As is clear from the results shown in Table 1, the electronic papers of Examples 1 to 4 using the composition of the present invention have a small CR change rate, and a desired image can be retained for a long time even in a charge-free state. I understand.
On the other hand, when the white pigment concentration is high as in Comparative Example 1, although the initial CR shows a high value, the CR change rate is high and a desired image is not held for a long time. Further, when only the white pigment concentration is reduced for the purpose of eliminating the specific gravity difference between black and white as in Comparative Example 2, the CR change rate can be reduced, but the initial CR becomes low. Further, when the organic thixotropic agent was added as in Comparative Example 3, two-color droplets with clear color separation were not generated, and the rotational properties of the particles were poor. This is thought to be because the O / W or W / O state became difficult to form in the microchannel in which the fluid medium flows, and the color separation of the two colors on the surface of the spherical particles became unclear. It is done.

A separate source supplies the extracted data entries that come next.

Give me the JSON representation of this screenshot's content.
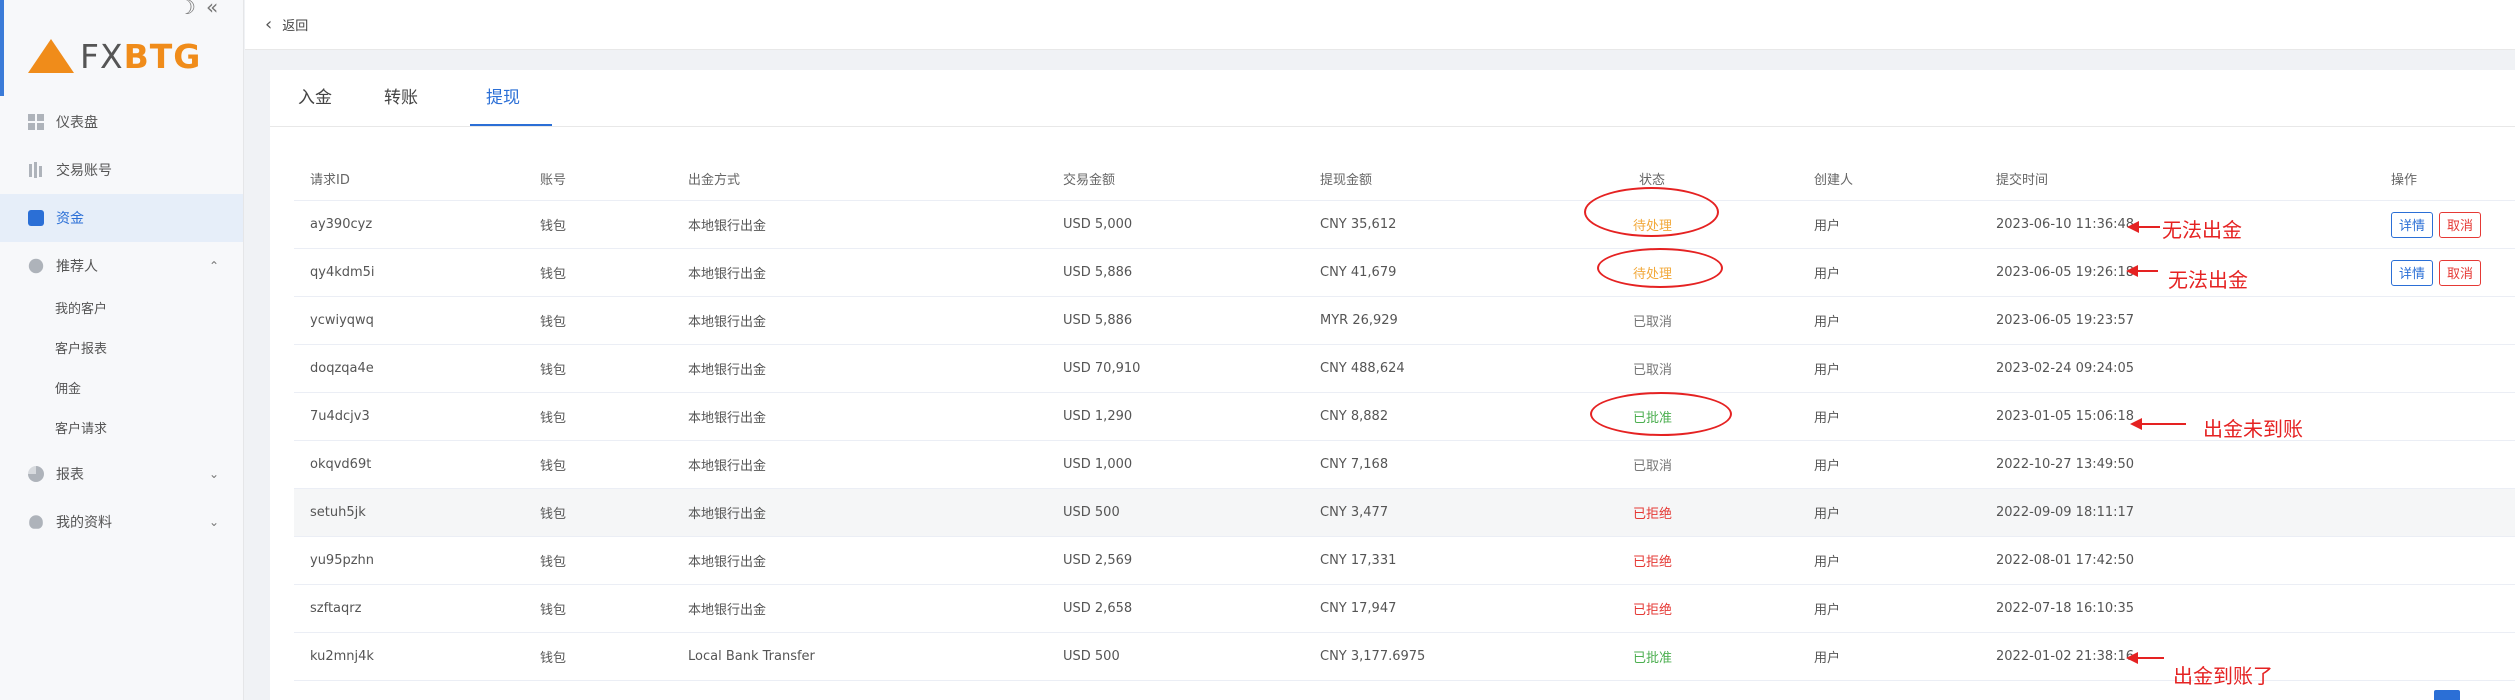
{
  "logo": {
    "fx": "FX",
    "btg": "BTG"
  },
  "sidebar": {
    "items": [
      {
        "label": "仪表盘",
        "icon": "dashboard-icon"
      },
      {
        "label": "交易账号",
        "icon": "trading-account-icon"
      },
      {
        "label": "资金",
        "icon": "wallet-icon"
      },
      {
        "label": "推荐人",
        "icon": "referrer-icon"
      },
      {
        "label": "报表",
        "icon": "report-icon"
      },
      {
        "label": "我的资料",
        "icon": "profile-icon"
      }
    ],
    "sub_items": [
      {
        "label": "我的客户"
      },
      {
        "label": "客户报表"
      },
      {
        "label": "佣金"
      },
      {
        "label": "客户请求"
      }
    ]
  },
  "header": {
    "back_label": "返回"
  },
  "tabs": [
    {
      "label": "入金"
    },
    {
      "label": "转账"
    },
    {
      "label": "提现"
    }
  ],
  "table": {
    "headers": [
      "请求ID",
      "账号",
      "出金方式",
      "交易金额",
      "提现金额",
      "状态",
      "创建人",
      "提交时间",
      "操作"
    ],
    "rows": [
      {
        "id": "ay390cyz",
        "account": "钱包",
        "method": "本地银行出金",
        "amount": "USD 5,000",
        "withdraw": "CNY 35,612",
        "status": "待处理",
        "creator": "用户",
        "time": "2023-06-10 11:36:48"
      },
      {
        "id": "qy4kdm5i",
        "account": "钱包",
        "method": "本地银行出金",
        "amount": "USD 5,886",
        "withdraw": "CNY 41,679",
        "status": "待处理",
        "creator": "用户",
        "time": "2023-06-05 19:26:18"
      },
      {
        "id": "ycwiyqwq",
        "account": "钱包",
        "method": "本地银行出金",
        "amount": "USD 5,886",
        "withdraw": "MYR 26,929",
        "status": "已取消",
        "creator": "用户",
        "time": "2023-06-05 19:23:57"
      },
      {
        "id": "doqzqa4e",
        "account": "钱包",
        "method": "本地银行出金",
        "amount": "USD 70,910",
        "withdraw": "CNY 488,624",
        "status": "已取消",
        "creator": "用户",
        "time": "2023-02-24 09:24:05"
      },
      {
        "id": "7u4dcjv3",
        "account": "钱包",
        "method": "本地银行出金",
        "amount": "USD 1,290",
        "withdraw": "CNY 8,882",
        "status": "已批准",
        "creator": "用户",
        "time": "2023-01-05 15:06:18"
      },
      {
        "id": "okqvd69t",
        "account": "钱包",
        "method": "本地银行出金",
        "amount": "USD 1,000",
        "withdraw": "CNY 7,168",
        "status": "已取消",
        "creator": "用户",
        "time": "2022-10-27 13:49:50"
      },
      {
        "id": "setuh5jk",
        "account": "钱包",
        "method": "本地银行出金",
        "amount": "USD 500",
        "withdraw": "CNY 3,477",
        "status": "已拒绝",
        "creator": "用户",
        "time": "2022-09-09 18:11:17"
      },
      {
        "id": "yu95pzhn",
        "account": "钱包",
        "method": "本地银行出金",
        "amount": "USD 2,569",
        "withdraw": "CNY 17,331",
        "status": "已拒绝",
        "creator": "用户",
        "time": "2022-08-01 17:42:50"
      },
      {
        "id": "szftaqrz",
        "account": "钱包",
        "method": "本地银行出金",
        "amount": "USD 2,658",
        "withdraw": "CNY 17,947",
        "status": "已拒绝",
        "creator": "用户",
        "time": "2022-07-18 16:10:35"
      },
      {
        "id": "ku2mnj4k",
        "account": "钱包",
        "method": "Local Bank Transfer",
        "amount": "USD 500",
        "withdraw": "CNY 3,177.6975",
        "status": "已批准",
        "creator": "用户",
        "time": "2022-01-02 21:38:16"
      }
    ],
    "actions": {
      "detail": "详情",
      "cancel": "取消"
    }
  },
  "annotations": {
    "note1": "无法出金",
    "note2": "无法出金",
    "note3": "出金未到账",
    "note4": "出金到账了",
    "color": "#e52222"
  },
  "colors": {
    "accent": "#2b6fd6",
    "brand_orange": "#f08c1a",
    "pending": "#f2a93b",
    "approved": "#4caf50",
    "rejected": "#e53935"
  }
}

  The electronic paper of the present invention formed using the composition of the present invention and spherical particles is useful as various thin display devices.

Claims (9)

Spherical particles formed using a composition for forming spherical particles that are different in color for each hemisphere and charged in a dipole state,
The composition is
(Meth) acrylic acid ester monomers,
Ri Na and a finely divided silica as inorganic thixotropic material,
A spherical particle formed using a microchannel method .
Spherical particles formed using a composition for forming spherical particles that are different in color for each hemisphere and charged in a dipole state,
The composition includes a (meth) acrylic acid ester monomer,
Of the two hemispheres, the hemisphere having the higher specific gravity of the composition constituting the hemisphere contains finely divided silica as an inorganic thixotropic agent.
Spherical particles characterized by that.
Of the two hemispheres, the hemisphere having the lower specific gravity of the composition constituting the hemisphere does not contain an inorganic thixotropic agent.
The spherical particles according to claim 2, wherein:
The hemisphere having the higher specific gravity of the composition constituting the hemisphere is the hemisphere in which pigment sedimentation occurs unless the inorganic far-modifying additive is included.
The spherical particles according to claim 2, wherein:
The hemisphere having the higher specific gravity of the composition constituting the hemisphere is a white hemisphere.
The spherical particles according to claim 2, wherein:
The fine powder silica is hydrophobic silica
3. The spherical particle according to claim 1 or 2, wherein
The composition further comprises a charge control agent,
The inorganic far modified modifier is a component added separately from the charge control agent.
The spherical particle according to claim 1 or 2.
The amount of the inorganic thixotropic agent added is as follows:
For 100 parts by weight of the (meth) acrylic acid ester monomer,
The spherical particles according to claim 1 or 2 , wherein the inorganic thixotropic substance is 1 to 30 parts by weight.
A pair of supports;
The spherical particles according to any one of claims 1 to 8 located between the pair of supports,
An electronic paper in which a film located on at least a side visually recognized by the user of the pair of supports is a light transmissive support that transmits visible light.